Ce protocole associe un système de bioréacteur conçu sur mesure à la spectroscopie RMN du ¹³C hyperpolarisé afin de mesurer en temps réel le métabolisme du pyruvate dans des cellules vivantes. Il améliore l'accessibilité et la reproductibilité des études métaboliques et des applications de criblage pharmacologique.
La détection métabolique en temps réel à l'aide de la RMN hyperpolarisée au 13C dans des cellules vivantes répond à un besoin critique de profilage métabolique dynamique et quantitatif dans la découverte précoce de médicaments et la recherche translationnelle.
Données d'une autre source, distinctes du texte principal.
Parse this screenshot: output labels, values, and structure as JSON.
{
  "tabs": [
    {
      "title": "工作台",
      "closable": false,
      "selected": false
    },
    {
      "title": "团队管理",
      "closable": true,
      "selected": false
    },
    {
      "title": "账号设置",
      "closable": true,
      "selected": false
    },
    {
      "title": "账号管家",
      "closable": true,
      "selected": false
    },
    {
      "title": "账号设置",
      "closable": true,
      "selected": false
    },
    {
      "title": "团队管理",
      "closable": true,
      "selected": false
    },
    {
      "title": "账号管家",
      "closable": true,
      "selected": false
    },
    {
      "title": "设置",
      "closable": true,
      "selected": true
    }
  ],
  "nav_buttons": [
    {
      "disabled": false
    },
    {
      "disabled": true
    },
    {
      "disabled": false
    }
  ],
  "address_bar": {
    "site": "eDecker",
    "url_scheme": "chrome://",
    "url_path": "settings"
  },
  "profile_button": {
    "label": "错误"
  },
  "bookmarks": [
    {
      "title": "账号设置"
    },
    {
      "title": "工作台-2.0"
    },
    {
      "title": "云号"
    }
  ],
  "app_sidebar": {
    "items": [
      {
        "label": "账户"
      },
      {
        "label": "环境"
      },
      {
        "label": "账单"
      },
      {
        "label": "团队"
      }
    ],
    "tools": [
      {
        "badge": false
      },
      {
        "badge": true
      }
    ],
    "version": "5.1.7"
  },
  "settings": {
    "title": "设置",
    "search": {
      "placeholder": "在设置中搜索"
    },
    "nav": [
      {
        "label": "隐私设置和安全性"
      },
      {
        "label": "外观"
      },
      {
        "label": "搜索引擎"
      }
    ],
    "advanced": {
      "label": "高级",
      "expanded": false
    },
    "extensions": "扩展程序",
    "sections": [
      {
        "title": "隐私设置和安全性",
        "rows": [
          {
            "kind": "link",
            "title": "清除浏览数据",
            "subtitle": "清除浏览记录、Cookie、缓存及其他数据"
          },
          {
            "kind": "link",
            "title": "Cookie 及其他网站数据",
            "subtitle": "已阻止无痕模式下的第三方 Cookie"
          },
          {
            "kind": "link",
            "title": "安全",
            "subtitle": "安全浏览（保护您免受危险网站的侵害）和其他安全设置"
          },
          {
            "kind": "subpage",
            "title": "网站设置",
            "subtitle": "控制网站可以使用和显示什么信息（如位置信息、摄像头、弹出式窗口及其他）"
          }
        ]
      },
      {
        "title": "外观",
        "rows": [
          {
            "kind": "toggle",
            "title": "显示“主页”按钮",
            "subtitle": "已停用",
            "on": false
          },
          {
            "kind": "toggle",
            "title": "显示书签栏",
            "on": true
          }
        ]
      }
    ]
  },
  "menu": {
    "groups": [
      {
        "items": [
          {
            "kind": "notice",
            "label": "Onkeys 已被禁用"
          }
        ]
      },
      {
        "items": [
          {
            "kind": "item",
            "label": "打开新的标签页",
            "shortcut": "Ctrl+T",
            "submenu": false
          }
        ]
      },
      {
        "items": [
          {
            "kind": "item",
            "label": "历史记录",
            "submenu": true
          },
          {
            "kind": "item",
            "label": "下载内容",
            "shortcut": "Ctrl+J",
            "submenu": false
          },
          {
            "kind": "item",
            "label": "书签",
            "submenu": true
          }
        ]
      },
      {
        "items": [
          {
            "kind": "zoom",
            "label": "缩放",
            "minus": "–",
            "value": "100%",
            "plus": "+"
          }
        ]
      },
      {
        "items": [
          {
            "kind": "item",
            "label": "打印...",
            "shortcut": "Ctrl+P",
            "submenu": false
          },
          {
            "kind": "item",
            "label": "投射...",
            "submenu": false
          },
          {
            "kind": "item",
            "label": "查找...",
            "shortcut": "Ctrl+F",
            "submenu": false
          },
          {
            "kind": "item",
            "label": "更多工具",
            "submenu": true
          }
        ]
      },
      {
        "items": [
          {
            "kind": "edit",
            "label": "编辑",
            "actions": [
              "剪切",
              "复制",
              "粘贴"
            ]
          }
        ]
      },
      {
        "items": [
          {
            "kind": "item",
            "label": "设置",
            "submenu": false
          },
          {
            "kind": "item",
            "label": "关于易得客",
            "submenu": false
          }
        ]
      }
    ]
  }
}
Ce protocole permet une mesure reproductible et non destructive du métabolisme du pyruvate, renforçant la confiance prédictive dans l'analyse des voies métaboliques et la validation fonctionnelle de cibles. L'approche améliore la prise de décision pour les portefeuilles de projets en fournissant des données métaboliques cinétiques solides, pertinentes pour les programmes en oncologie et dans les maladies métaboliques.
Cette méthode s'intègre dans la continuité de la découverte, depuis les premiers tests d'hypothèses jusqu'à l'identification de candidats prometteurs et la validation préclinique, en assurant un lien entre les essais métaboliques in vitro et les études translationnelles in vivo.